Die Kunstvereine sind der unverzichtbare Mittelbau des deutschen Kunstbetriebs. Und man kann sie dafür gar nicht genug preisen: Sie sorgen für die inhaltliche Diskussion über Kunst, für ihre Vermittlung. Sie sind für viele Künstler die erste Station auf dem Weg ins Museum und bevorzugter Arbeitsplatz für engagierte Kuratoren. Und sie arbeiten daran, zeitgenössische Kunst auch jenseits der Metropolen zu verankern.

Einmal im Jahr wagen sich die Kunstvereine auf das Parkett des Kunsthandels, nämlich dann, wenn sie, passend zur Weihnachtszeit, ihre Jahresgaben präsentieren. Dann stehen in den Kunstvereinen von Lübeck bis Nürnberg Werke jener Künstler zum Verkauf, die dem jeweiligen Kunstverein in irgendeiner Form verbunden sind: sei es, dass sie dort ausgestellt haben, dass sie es in Zukunft tun werden oder aber einfach nur aus der Gegend stammen.

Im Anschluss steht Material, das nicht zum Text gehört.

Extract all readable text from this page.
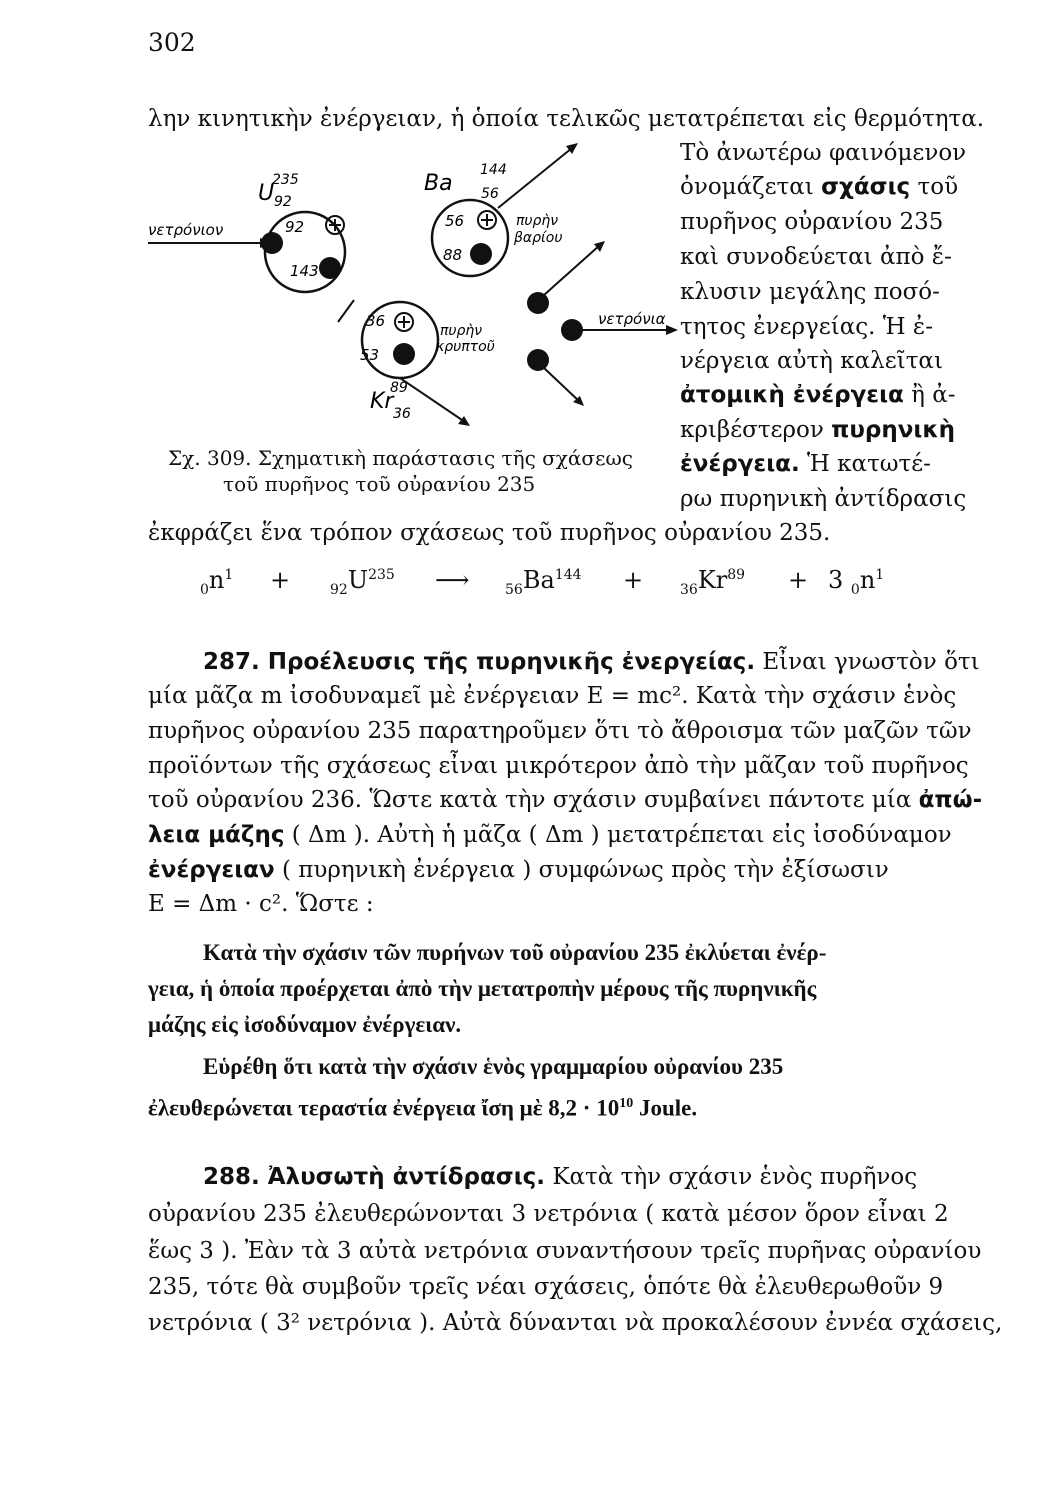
302
λην κινητικὴν ἐνέργειαν, ἡ ὁποία τελικῶς μετατρέπεται εἰς θερμότητα.
Τὸ ἀνωτέρω φαινόμενον
ὀνομάζεται σχάσις τοῦ
πυρῆνος οὐρανίου 235
καὶ συνοδεύεται ἀπὸ ἔ-
κλυσιν μεγάλης ποσό-
τητος ἐνεργείας. Ἡ ἐ-
νέργεια αὐτὴ καλεῖται
ἀτομικὴ ἐνέργεια ἢ ἀ-
κριβέστερον πυρηνικὴ
ἐνέργεια. Ἡ κατωτέ-
ρω πυρηνικὴ ἀντίδρασις
92
143
U
235
92
νετρόνιον	56
88
Ba
144
56
πυρὴν
βαρίου
36
53
Kr
89
36
πυρὴν
κρυπτοῦ
νετρόνια
Σχ. 309. Σχηματικὴ παράστασις τῆς σχάσεως
τοῦ πυρῆνος τοῦ οὐρανίου 235
ἐκφράζει ἕνα τρόπον σχάσεως τοῦ πυρῆνος οὐρανίου 235.
$_0n^1$ +	$_{92}U^{235}$ ⟶	$_{56}Ba^{144}$ +	$_{36}Kr^{89} + 3$ $_0n^1$
287. Προέλευσις τῆς πυρηνικῆς ἐνεργείας. Εἶναι γνωστὸν ὅτι
μία μᾶζα m ἰσοδυναμεῖ μὲ ἐνέργειαν Ε = mc². Κατὰ τὴν σχάσιν ἑνὸς
πυρῆνος οὐρανίου 235 παρατηροῦμεν ὅτι τὸ ἄθροισμα τῶν μαζῶν τῶν
προϊόντων τῆς σχάσεως εἶναι μικρότερον ἀπὸ τὴν μᾶζαν τοῦ πυρῆνος
τοῦ οὐρανίου 236. Ὥστε κατὰ τὴν σχάσιν συμβαίνει πάντοτε μία ἀπώ-
λεια μάζης ( Δm ). Αὐτὴ ἡ μᾶζα ( Δm ) μετατρέπεται εἰς ἰσοδύναμον
ἐνέργειαν ( πυρηνικὴ ἐνέργεια ) συμφώνως πρὸς τὴν ἐξίσωσιν
Ε = Δm · c². Ὥστε :
Κατὰ τὴν σχάσιν τῶν πυρήνων τοῦ οὐρανίου 235 ἐκλύεται ἐνέρ-
γεια, ἡ ὁποία προέρχεται ἀπὸ τὴν μετατροπὴν μέρους τῆς πυρηνικῆς
μάζης εἰς ἰσοδύναμον ἐνέργειαν.
Εὑρέθη ὅτι κατὰ τὴν σχάσιν ἑνὸς γραμμαρίου οὐρανίου 235
ἐλευθερώνεται τεραστία ἐνέργεια ἴση μὲ $8,2 \cdot 10^{10}$ Joule.
288. Ἀλυσωτὴ ἀντίδρασις. Κατὰ τὴν σχάσιν ἑνὸς πυρῆνος
οὐρανίου 235 ἐλευθερώνονται 3 νετρόνια ( κατὰ μέσον ὅρον εἶναι 2
ἕως 3 ). Ἐὰν τὰ 3 αὐτὰ νετρόνια συναντήσουν τρεῖς πυρῆνας οὐρανίου
235, τότε θὰ συμβοῦν τρεῖς νέαι σχάσεις, ὁπότε θὰ ἐλευθερωθοῦν 9
νετρόνια ( 3² νετρόνια ). Αὐτὰ δύνανται νὰ προκαλέσουν ἐννέα σχάσεις,
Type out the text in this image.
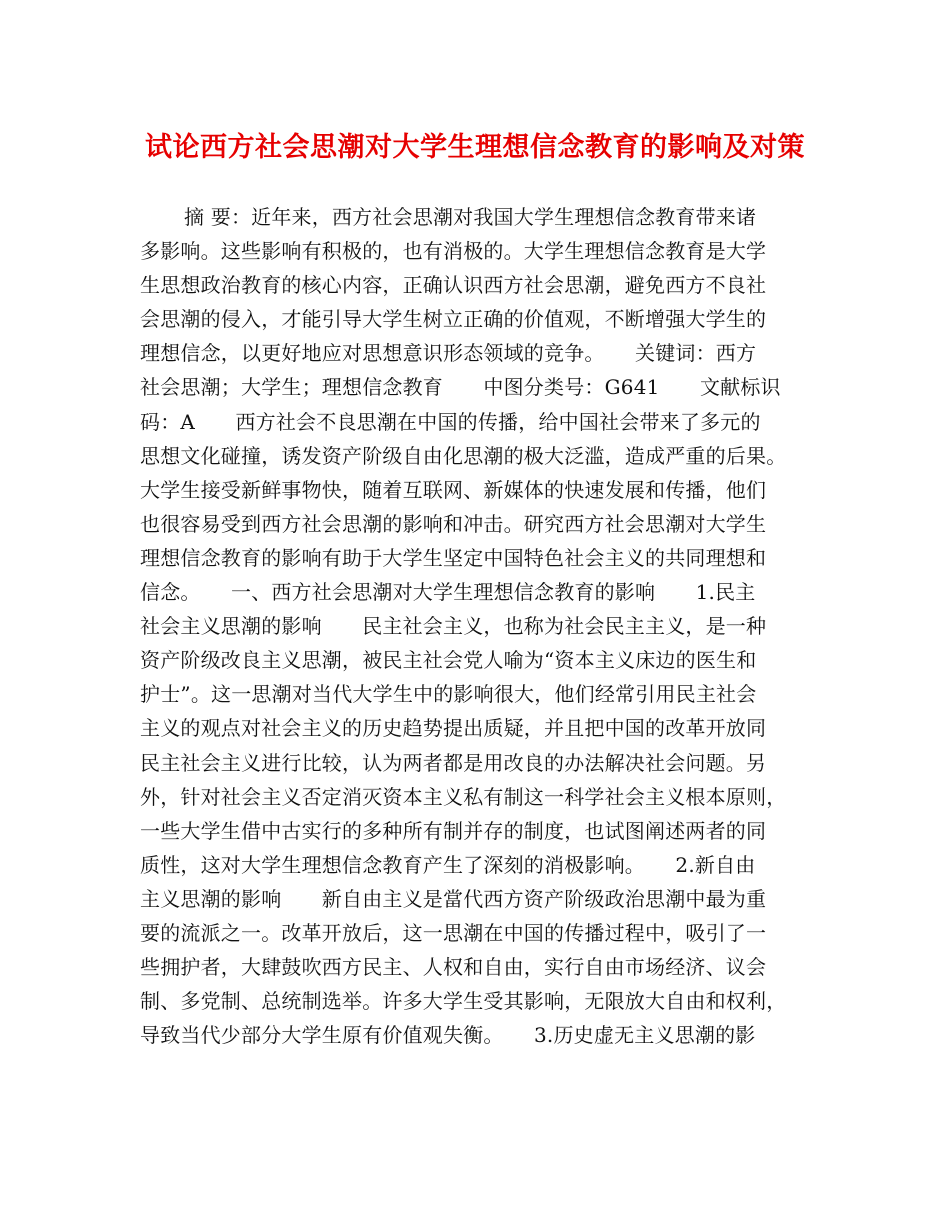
试论西方社会思潮对大学生理想信念教育的影响及对策
摘 要：近年来，西方社会思潮对我国大学生理想信念教育带来诸
多影响。这些影响有积极的，也有消极的。大学生理想信念教育是大学
生思想政治教育的核心内容，正确认识西方社会思潮，避免西方不良社
会思潮的侵入，才能引导大学生树立正确的价值观，不断增强大学生的
理想信念，以更好地应对思想意识形态领域的竞争。　　关键词：西方
社会思潮；大学生；理想信念教育　　中图分类号：G641　　文献标识
码：A　　西方社会不良思潮在中国的传播，给中国社会带来了多元的
思想文化碰撞，诱发资产阶级自由化思潮的极大泛滥，造成严重的后果。
大学生接受新鲜事物快，随着互联网、新媒体的快速发展和传播，他们
也很容易受到西方社会思潮的影响和冲击。研究西方社会思潮对大学生
理想信念教育的影响有助于大学生坚定中国特色社会主义的共同理想和
信念。　　一、西方社会思潮对大学生理想信念教育的影响　　1.民主
社会主义思潮的影响　　民主社会主义，也称为社会民主主义，是一种
资产阶级改良主义思潮，被民主社会党人喻为“资本主义床边的医生和
护士”。这一思潮对当代大学生中的影响很大，他们经常引用民主社会
主义的观点对社会主义的历史趋势提出质疑，并且把中国的改革开放同
民主社会主义进行比较，认为两者都是用改良的办法解决社会问题。另
外，针对社会主义否定消灭资本主义私有制这一科学社会主义根本原则，
一些大学生借中古实行的多种所有制并存的制度，也试图阐述两者的同
质性，这对大学生理想信念教育产生了深刻的消极影响。　　2.新自由
主义思潮的影响　　新自由主义是當代西方资产阶级政治思潮中最为重
要的流派之一。改革开放后，这一思潮在中国的传播过程中，吸引了一
些拥护者，大肆鼓吹西方民主、人权和自由，实行自由市场经济、议会
制、多党制、总统制选举。许多大学生受其影响，无限放大自由和权利，
导致当代少部分大学生原有价值观失衡。　　3.历史虚无主义思潮的影
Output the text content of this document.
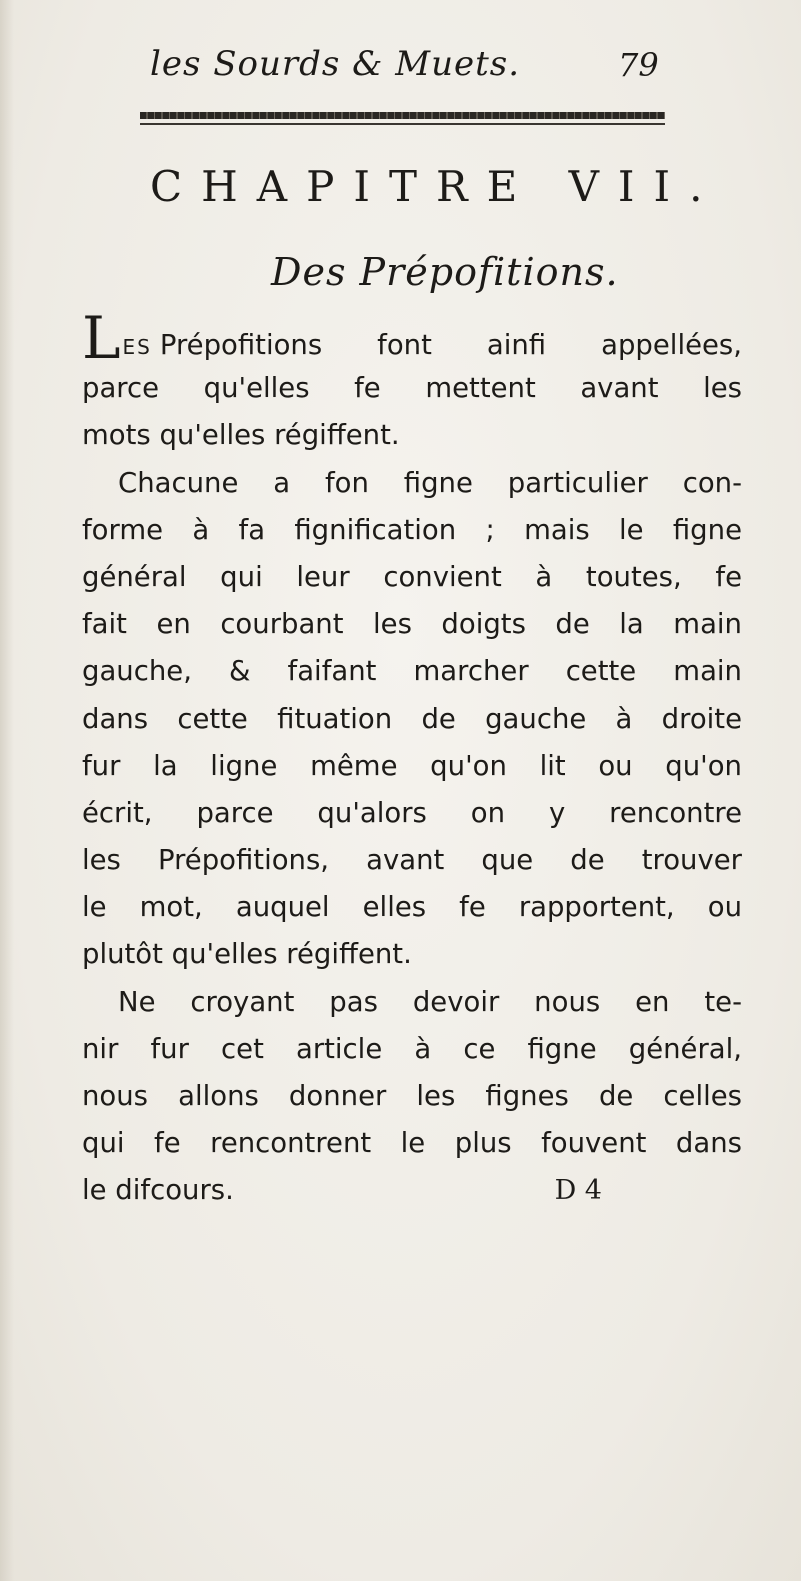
les Sourds & Muets.	79
CHAPITRE VII.
Des Prépofitions.
LES Prépofitions font ainfi appellées,
parce qu'elles fe mettent avant les
mots qu'elles régiffent.
Chacune a fon figne particulier con-
forme à fa fignification ; mais le figne
général qui leur convient à toutes, fe
fait en courbant les doigts de la main
gauche, & faifant marcher cette main
dans cette fituation de gauche à droite
fur la ligne même qu'on lit ou qu'on
écrit, parce qu'alors on y rencontre
les Prépofitions, avant que de trouver
le mot, auquel elles fe rapportent, ou
plutôt qu'elles régiffent.
Ne croyant pas devoir nous en te-
nir fur cet article à ce figne général,
nous allons donner les fignes de celles
qui fe rencontrent le plus fouvent dans
le difcours.	D 4
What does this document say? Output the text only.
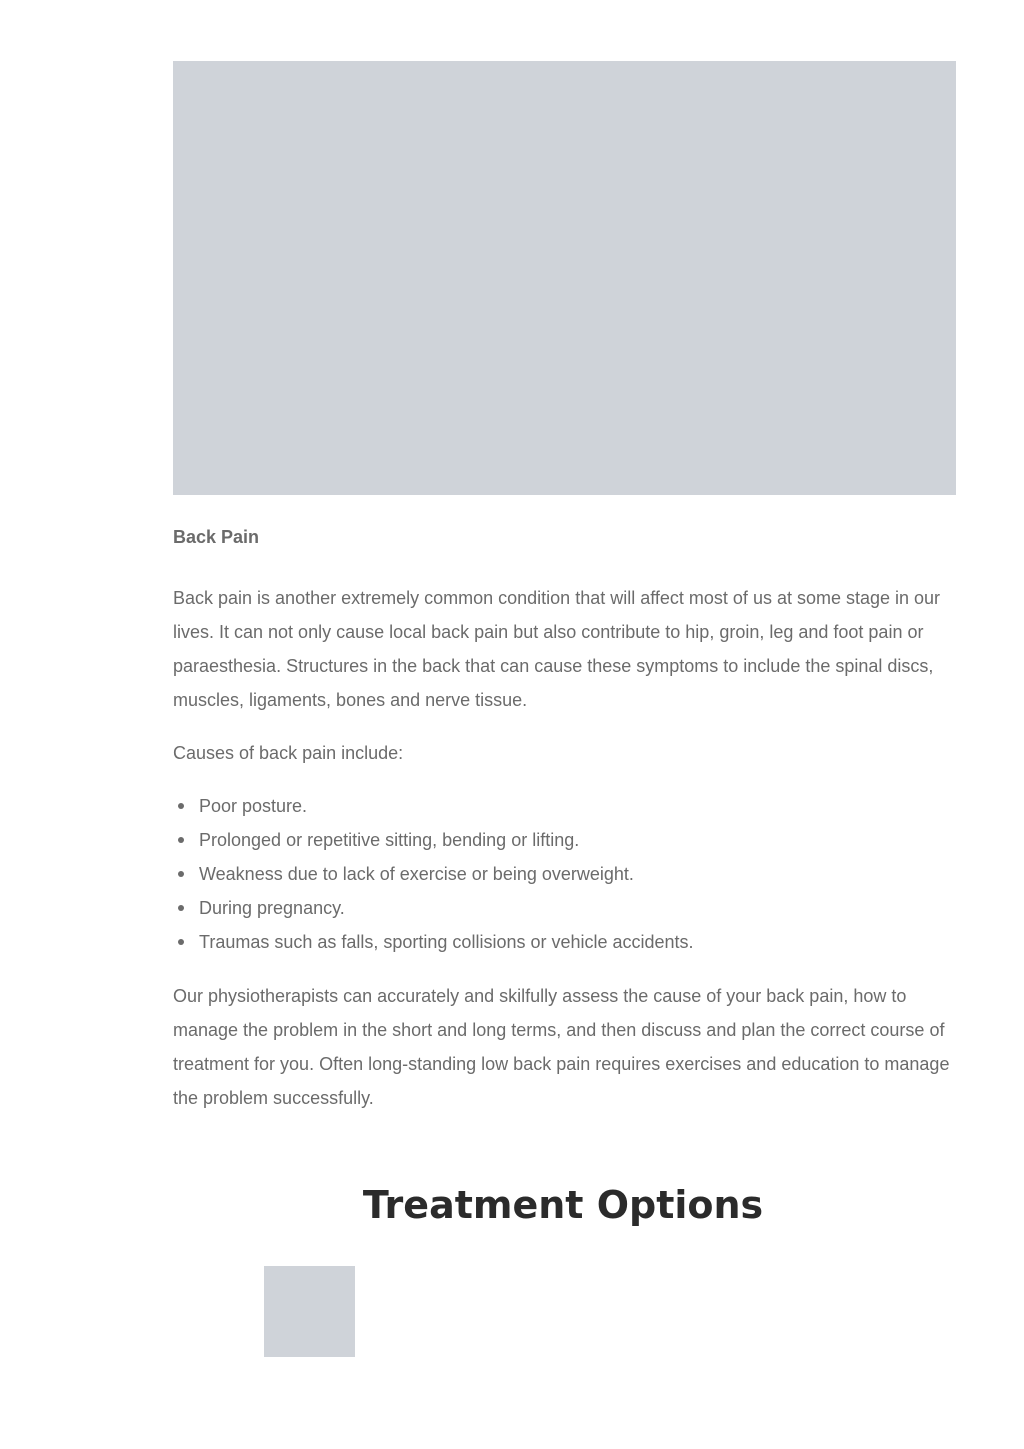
Back Pain

Back pain is another extremely common condition that will affect most of us at some stage in our lives. It can not only cause local back pain but also contribute to hip, groin, leg and foot pain or paraesthesia. Structures in the back that can cause these symptoms to include the spinal discs, muscles, ligaments, bones and nerve tissue.

Causes of back pain include:

Poor posture.
Prolonged or repetitive sitting, bending or lifting.
Weakness due to lack of exercise or being overweight.
During pregnancy.
Traumas such as falls, sporting collisions or vehicle accidents.

Our physiotherapists can accurately and skilfully assess the cause of your back pain, how to manage the problem in the short and long terms, and then discuss and plan the correct course of treatment for you. Often long-standing low back pain requires exercises and education to manage the problem successfully.

Treatment Options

Das Jahresgabenprinzip ist dabei genauso alt wie das Kunstvereinsmodell selbst, es begründet seine ökonomische Realisierbarkeit. Denn im 19. Jahrhundert waren die ersten Kunstvereine zumeist als "Aktienverein" oder "Losgesellschaft" organisiert. Sie finanzierten sich über den Verkauf von Anteilen an ihre Mitglieder und kauften mit dem Geld über das Jahr hinweg Kunstwerke an.

Am Ende des Jahres wurden diese schließlich in einer Tombola an die Mitglieder verlost. Wer dabei leer ausging, an den wurden sogenannte Nietenblätter ausgegeben, kleine Drucke oder Stiche der eigentlichen Kunstwerke. Diese Frühform der Jahresgabe war ökonomischer Garant der Unabhängigkeit der Kunstvereine.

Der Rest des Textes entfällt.